Brasil 70 – A Saga do Tri, minissérie de cinco capítulos da Netflix, tenta reproduzir o que a realidade deu de alegria e magia aos milhões de brasileiros em 1970.
Quem viu não esquece. Permanece lá – nas retinas, nos ouvidos e na memória – a trajetória mais fulgurante de um time de futebol em uma das mais espetaculares conquistas esportivas. Quem não viu pode descobrir o que foi essa alegria.
Como espetáculo e como recuperação de um instante inesquecível e importante do País, Brasil 70 é uma ótima diversão.
Em um clima quase de novela, mesclando fatos reais e fictícios, o docudrama dirigido por Paulo e Pedro Morelli (pai e filho) acompanha os acontecimentos desde quatro anos antes, quando a seleção brasileira fracassou na busca do tricampeonato consecutivo na Inglaterra.
Ao pegar um grupo esfacelado, eliminado na primeira fase, a minissérie reconstrói como foi que João Saldanha – até então mais conhecido como polêmico e sanguíneo jornalista ligado ao Botafogo – viabilizou-se como técnico da seleção e, a partir de então, começou a montar o maior escrete já visto.
As “feras” do Saldanha tinham Pelé, um veterano com quase 30 anos, e, ao redor dele, o que havia de melhor no futebol mundial, com nomes como Tostão, Gerson, Jairzinho e Rivelino.
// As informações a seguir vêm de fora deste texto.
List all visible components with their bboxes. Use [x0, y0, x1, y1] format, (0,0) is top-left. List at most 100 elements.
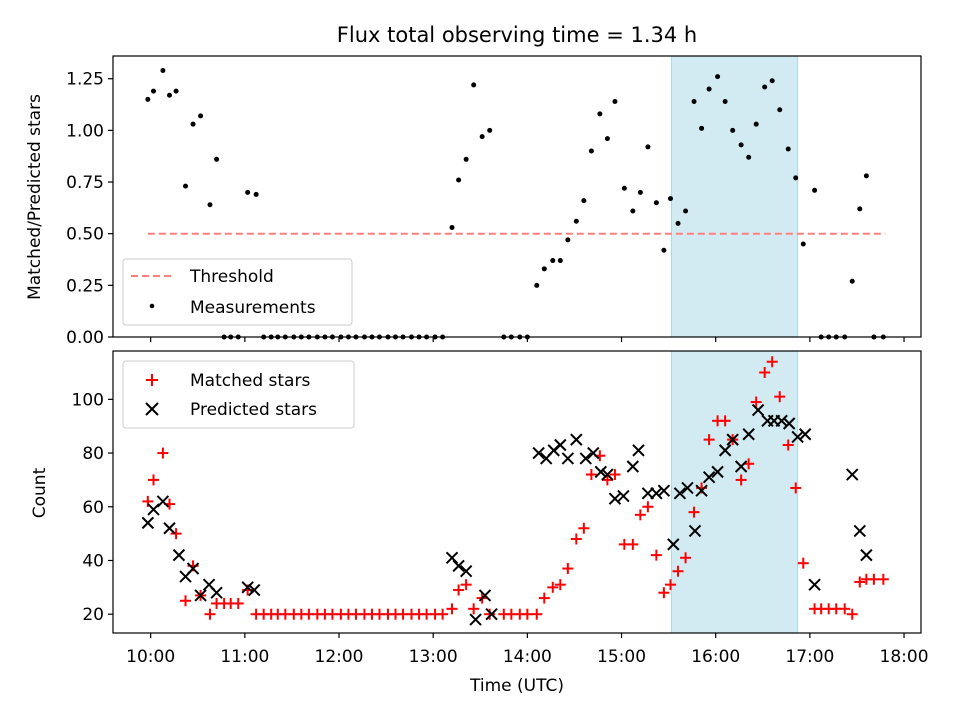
- x-axis-label: Time (UTC): [469, 676, 564, 696]
- measurement-point: [668, 196, 674, 202]
- ratio-panel: 0.00 0.25 0.50 0.75 1.00 1.25 Matched/Predict…: [25, 55, 922, 348]
- count-y-axis-ticks: 20 40 60 80 100: [72, 390, 113, 625]
- predicted-star-marker: [673, 487, 687, 500]
- matched-star-marker: [703, 434, 715, 446]
- measurement-point: [857, 206, 863, 212]
- matched-legend-swatch: [146, 374, 158, 386]
- y-tick-label: 0.75: [66, 173, 104, 193]
- predicted-star-marker: [241, 581, 254, 594]
- matched-star-marker: [147, 474, 159, 486]
- highlight-band: [670, 55, 799, 338]
- predicted-star-marker: [711, 465, 724, 479]
- predicted-star-marker: [601, 468, 614, 481]
- measurement-point: [800, 241, 806, 247]
- ratio-panel-frame: [112, 55, 922, 338]
- measurement-point: [597, 111, 603, 117]
- matched-star-marker: [672, 565, 684, 577]
- measurement-point: [183, 183, 189, 189]
- measurement-point: [207, 202, 213, 208]
- predicted-star-marker: [791, 430, 804, 444]
- predicted-star-marker: [570, 433, 583, 446]
- measurement-point: [541, 266, 547, 272]
- measurement-point: [849, 278, 855, 284]
- predicted-legend-label: Predicted stars: [190, 400, 317, 420]
- predicted-star-marker: [702, 471, 716, 484]
- measurement-point: [150, 88, 156, 94]
- matched-star-marker: [531, 608, 543, 620]
- matched-star-marker: [484, 608, 496, 620]
- measurement-point: [471, 82, 477, 88]
- matched-star-marker: [650, 549, 662, 561]
- measurement-point: [793, 175, 799, 181]
- matched-star-marker: [521, 608, 533, 620]
- measurement-point: [449, 224, 455, 230]
- y-tick-label: 40: [82, 551, 104, 571]
- predicted-star-marker: [163, 522, 176, 535]
- count-legend-box: [122, 360, 355, 429]
- measurement-point: [145, 96, 151, 102]
- count-y-axis-label: Count: [30, 467, 50, 518]
- matched-star-marker: [554, 579, 566, 591]
- x-tick-label: 11:00: [220, 647, 269, 667]
- predicted-star-marker: [445, 551, 459, 565]
- measurement-point: [557, 258, 563, 264]
- matched-star-marker: [846, 608, 858, 620]
- measurement-point: [863, 173, 869, 179]
- predicted-star-marker: [172, 548, 186, 562]
- y-tick-label: 60: [82, 498, 104, 518]
- predicted-star-marker: [617, 489, 630, 503]
- predicted-star-marker: [469, 613, 482, 626]
- matched-star-marker: [680, 552, 692, 564]
- predicted-star-marker: [478, 589, 492, 602]
- measurement-point: [534, 282, 540, 288]
- measurement-point: [253, 191, 259, 197]
- predicted-stars-points: [141, 403, 873, 626]
- x-tick-label: 14:00: [503, 647, 552, 667]
- measurement-point: [738, 142, 744, 148]
- predicted-star-marker: [734, 460, 748, 473]
- x-tick-label: 12:00: [315, 647, 364, 667]
- figure-title: Flux total observing time = 1.34 h: [337, 23, 697, 47]
- y-tick-label: 1.25: [66, 70, 104, 90]
- matched-star-marker: [642, 501, 654, 513]
- measurement-point: [746, 154, 752, 160]
- count-x-axis-ticks: 10:00 11:00 12:00 13:00 14:00 15:00 16:00 17:00…: [126, 633, 929, 667]
- matched-star-marker: [538, 592, 550, 604]
- measurement-point: [715, 74, 721, 80]
- predicted-star-marker: [485, 607, 498, 621]
- predicted-star-marker: [579, 452, 592, 465]
- predicted-star-marker: [650, 487, 663, 500]
- matched-star-marker: [665, 579, 677, 591]
- matched-star-marker: [790, 482, 802, 494]
- predicted-star-marker: [808, 578, 821, 591]
- measurement-point: [479, 134, 485, 140]
- predicted-star-marker: [561, 452, 575, 465]
- predicted-star-marker: [186, 562, 200, 575]
- matched-star-marker: [204, 608, 216, 620]
- measurement-point: [812, 187, 818, 193]
- y-tick-label: 100: [72, 390, 104, 410]
- measurement-point: [769, 78, 775, 84]
- measurement-point: [785, 146, 791, 152]
- predicted-star-marker: [194, 589, 207, 602]
- x-tick-label: 13:00: [409, 647, 458, 667]
- predicted-star-marker: [587, 446, 600, 460]
- predicted-star-marker: [210, 586, 223, 599]
- measurement-point: [653, 200, 659, 206]
- predicted-star-marker: [608, 492, 622, 505]
- predicted-star-marker: [248, 583, 261, 597]
- matched-legend-label: Matched stars: [190, 371, 310, 391]
- measurement-point: [167, 92, 173, 98]
- measurement-point: [762, 84, 768, 90]
- predicted-star-marker: [726, 433, 739, 446]
- predicted-star-marker: [782, 417, 796, 430]
- measurement-point: [245, 189, 251, 195]
- y-tick-label: 0.25: [66, 276, 104, 296]
- measurement-point: [612, 98, 618, 104]
- measurement-point: [565, 237, 571, 243]
- matched-star-marker: [453, 584, 465, 596]
- predicted-star-marker: [459, 565, 473, 578]
- predicted-star-marker: [156, 495, 170, 508]
- matched-star-marker: [578, 522, 590, 534]
- measurement-point: [637, 189, 643, 195]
O primeiro ganho de Brasil 70 é estabelecer um contraponto com os dias atuais: se hoje os jogadores não criam vínculos imediatos com os torcedores, na época os craques, todos eles ligados a clubes brasileiros como Santos, Botafogo e Cruzeiro, eram ídolos populares.
Outro ganho da série é a recuperação do cenário e do clima político da época. O momento grave, em que muitas vezes torcer pela seleção podia ser considerado como apoio à ditadura, exige aí a compreensão de outro contraponto.
Os dias de medo e de perseguição da ditadura comandada pelo general Emílio Médici são destacados em vários momentos, com cenas de protestos, de violência, de paranoia e de ameaças.
Como se equilibra entre a ficção e a realidade, Brasil 70 escorrega em alguns momentos. São anacronismos como, por exemplo, Zagalo (na época ainda grafado com apenas um L) proferindo a frase “Vocês vão ter que me engolir” quase três décadas antes.
Mas se perde em alguns fatos e diálogos, Brasil 70 se destaca em recuperações históricas do cotidiano. É real que, no início dos anos 70, os fuscas dominavam o trânsito, o bombril era usado nas pontas das antenas televisivas para melhorar a captação das imagens e todo mundo – como é simbolizado por João Saldanha – fumava adoidado.
Filmadas num pequeno estádio no interior de São Paulo que, com efeitos especiais, se transforma nos gigantescos estádios mexicanos, as cenas ficaram bem fiéis às originais, como os antológicos “não gols” de Pelé – um chute do meio campo contra a Tchecoslováquia, a cabeçada milagrosamente defendida por Gordon Banks no jogo contra a Inglaterra e o drible dado em cima do goleiro Mazurkievicz na semifinal contra o Uruguai.
Na linha dramática, o Zagallo, interpretado por Bruno Mazzeo, se destaca como o rival de seu antecessor, João Saldanha, na série, vivido otimamente por Rodrigo Santoro. A disputa entre eles, que sempre foi em silêncio, na série é retratada de maneira exagerada, inclusive com troca de desaforos.
Afora esses dois personagens, quem merece destaque é o locutor vivido por Marcelo Adnet. O ficcional Eusébio Teixeira é ao mesmo tempo parceiro e escada para os arroubos de João Saldanha.
Caído em desgraça e demitido meses antes da estreia da seleção no Mundial, Saldanha é o mais complexo e melhor construído personagem de Brasil 70. Sua militância comunista tornou, e ainda permanece, inexplicável para quem tenta entender como ele chegou ao comando de um dos principais cargos.
Seria intenção do governo pensar que estava acalmando-o ao colocá-lo na função? Ou ele acreditava mesmo que teria total liberdade para passar adiante suas ideias políticas e futebolísticas?
O que se destaca, porém, é a agilidade mental de Saldanha para criar bordões e entrar em atrito com os que o cercavam.
A ficção inclusive recupera verdades incontestáveis (ou confirmadas pela lenda ao longo dos anos) como as discussões de Saldanha com o presidente da CBD, João Havelange, ou ainda a resposta atravessada que teria dado ao presidente, que fizera chegar aos seus ouvidos o desejo de ver escalado o atacante Dario: “Eu não me meto na escalação do ministério dele, ele não se mete na escalação do meu time”.